BEATTY, DAVID BEATTY, 1st Earl (1871-), British admiral, was born in Ireland in 1871, the son of Capt. D. L. Beatty, 4th Hussars, of Borodale. He was not, as so many naval officers are, predestined to his profession by family association or tradition, which in his case took its tone chiefly from the army and the hunting-field; his father was a well-known figure in the Leicestershire world of the 'eighties and 'nineties. That David alone of the family went into the navy was largely a matter of accident, and his own choice at the age of 13, when he was sent to the Royal Naval Academy at Gosport, can certainly have had little to do with it. Yet within 35 years of that date he had run through the whole gamut of naval possibilities, including those attained only rarely by naval men of any age — Commander-in-Chief of the Grand Fleet, Admiral-of-the-Fleet, and First Sea Lord — to say nothing of an earldom, the thanks of Parliament, the O.M., and the Lord Rectorship of Edinburgh University. His sea service combined the maximum of variety with a minimum of mere routine. As midshipman he served in the Mediterranean flagship “Alexandra” and with the training squadron in the “Ruby.” He was sub-lieutenant in the “Nile” and the yacht “Victoria and Albert.” His six years of service as lieutenant were passed in the “Ruby,” “Camperdown” and “Trafalgar”; in the Portsmouth destroyer flotilla, and in the Nile gunboats. His service there and in the battles of Atbara and Omdurman won him his commandership, and in that rank he served in the “Barfleur.” The Boxer rising gave him another opportunity of active service; he was wounded while in command of a shore party, when his dash and leadership won him further promotion, and he became captain at the record age of twenty-nine. From 1900 to 1910 he was in command successively of the cruisers “Juno,” “Arrogant” and “Suffolk,” and the battleship “Queen.” In the naval manœuvres of 1912 he flew in the “Aboukir” his flag as rear-admiral, a rank which he had attained 24 years from the day the boy of 13 had entered Gosport Academy.

Even up to this point his career establishes a record in the history of the navy. It was, in a sense, so far as the navy was concerned, an obscure career, unhelped by “influence,” unknown to the public, undistinguished by the kind of fame attained by the passing of examinations. It was remarkable only by its brilliant rapidity. What he had done he had done by himself, and he had come under no personal influence, with the possible exception of that of Lord Kitchener as Sirdar, that had particularly inspired or moulded him. He was never at the top of any of the lists of his rank, but generally near the bottom, from which he would leap, by sheer merit of service, to a similar humble position at the bottom of the next list, thus passing on the ladder hosts of officers who were laboriously climbing by the routine of seniority and the death or promotion of those above them. To make legal his promotion to flag rank in 1910 a special Order in Council had to be passed, as he had not served the statutory time in command of a ship at sea. His two Admiralty appointments afforded him brief but valuable experience. While still a captain he had acted for about a year as naval adviser to the War Council; and under Mr. Churchill he became naval secretary to the First Lord. In this capacity he assisted at the conference held at Malta in 1912 when the decision was made to reconstitute the Mediterranean fleet by replacing the older battleships by a smaller but more modern force of battle cruisers. In 1913 he was appointed to the command of the First Battle Cruiser Squadron, the fastest and most powerful scouting force ever launched, and hoisted his flag in the “Lion” (March 1).
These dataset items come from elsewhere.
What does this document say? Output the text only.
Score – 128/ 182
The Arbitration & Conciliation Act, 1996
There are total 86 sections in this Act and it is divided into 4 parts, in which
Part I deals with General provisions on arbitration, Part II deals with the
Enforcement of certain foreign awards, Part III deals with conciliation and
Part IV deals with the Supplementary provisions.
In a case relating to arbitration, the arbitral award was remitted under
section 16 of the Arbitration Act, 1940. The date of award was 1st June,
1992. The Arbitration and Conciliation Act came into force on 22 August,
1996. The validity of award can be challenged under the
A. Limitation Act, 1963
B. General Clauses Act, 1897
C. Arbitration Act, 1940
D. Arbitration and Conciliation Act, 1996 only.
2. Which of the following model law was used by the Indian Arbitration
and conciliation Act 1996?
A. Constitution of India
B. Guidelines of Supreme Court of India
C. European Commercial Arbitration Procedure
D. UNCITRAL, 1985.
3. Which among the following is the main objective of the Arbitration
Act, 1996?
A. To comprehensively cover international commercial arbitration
From this brief outline of his service career it will be observed that Beatty escaped two things. By seizing every opportunity for fighting service he avoided that long period of drudgery in big ships which had for some time been recognized as having a deadening effect on the fighting spirit and initiative of naval officers. Similarly he was equally successful in avoiding long periods of shore service at the Admiralty which, valuable as they may be as a training in administrative work, do not tend to develop the entirely different set of qualities demanded of an officer in high command afloat in time of war. Of administrative work in the large sense Beatty had practically no experience at all when he hoisted his flag in the “Lion” and proceeded to train the newly formed squadron. In some ways it was an advantage. He came to this vital task with an original and untrammelled view of its essential objects, with an instinct for warfare developed in actual fighting, and with a mind undulled by subservience to that long grind of routine which is the inevitable avenue to flag rank except for the fortunate few who, like him, can gain early promotion for fighting services. Throughout his career, when Beatty was given the choice of decoration or other distinction as a reward for such service, he always chose promotion. He had an instinctive certainty that war with Germany would come in his time; and in so far as it lay in his power to shape his career, he shaped it so that he should be in a position to take a leading hand when the hour struck. As it was, with all the brilliant rapidity of his advancement, the war came just a little too soon to give him at the outset, and at the most vital moment, the position of commander-in-chief, which no doubt would have come to him almost as a matter of course if he had had a little longer in which to prove his undoubted qualifications for that post. When he did succeed to it the pioneer work of fleet organization had been done by Sir John Jellicoe, and the policy governing the use of the Grand Fleet as a strategic weapon had been, for good or ill, definitely established.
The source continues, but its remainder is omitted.